Eric Hobsbawm (Eric John Ernest Hobsbawm) Biography
(1917– ), (Eric John Ernest Hobsbawm), Primitive Rebels, Labouring Men, Industry and Empire
British historian, born in Alexandria, Egypt, educated at Cambridge University. Throughout his academic career he has taught at London University, where he became Professor of Economic and Social History in 1970. Primitive Rebels (1959), Labouring Men (1964), and Industry and Empire (1968) were among the publications that gained him recognition as a leading historian of the working classes. His subsequent works as a meticulous historian of British and European economic and social history include the trilogy The Age of Revolution, 1789–1848 (1962), The Age of Capital, 1848–1875 (1975), The Age of Empire, 1875–1914 (1987), and Echoes of the Marseillaise (1990), which examines how interpretations of the French Revolution have progressed over 200 years; The Age of Extremes (1994) is a work on twentieth-century history.
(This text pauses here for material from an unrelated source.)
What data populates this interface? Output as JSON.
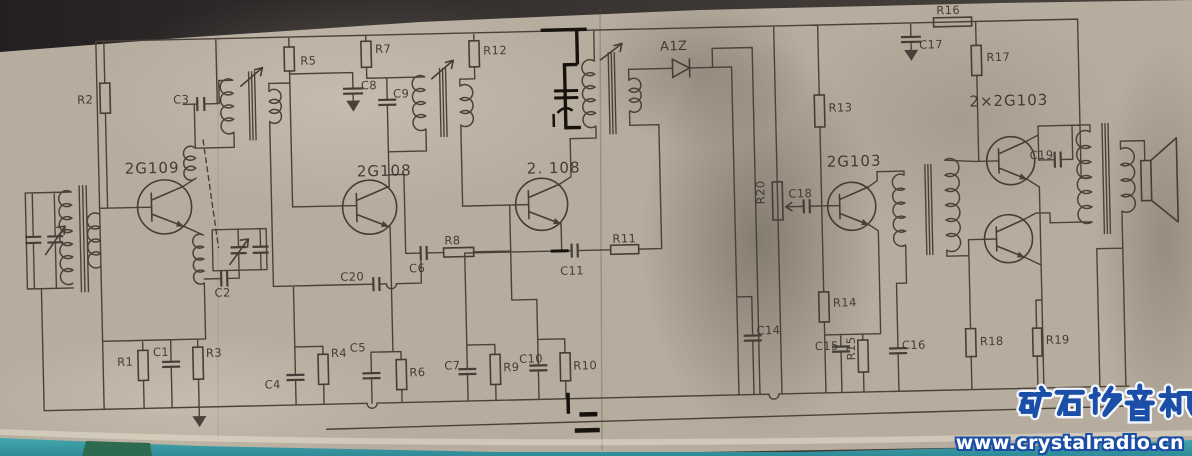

While his writing consistently displays a socialist orientation, his willingness to challenge the traditional assumptions of the Left is clear from Politics for a Rational Left (1989), a collection of provocative essays on British society during the 1980s. His other works include The Jazz Scene (1959), published under the pseudonym ‘Francis Newton’. Culture, Ideology and Politics (1983) is a festschrift for Hobsbawm edited by Raphael Smith and Gareth Stedman Jones.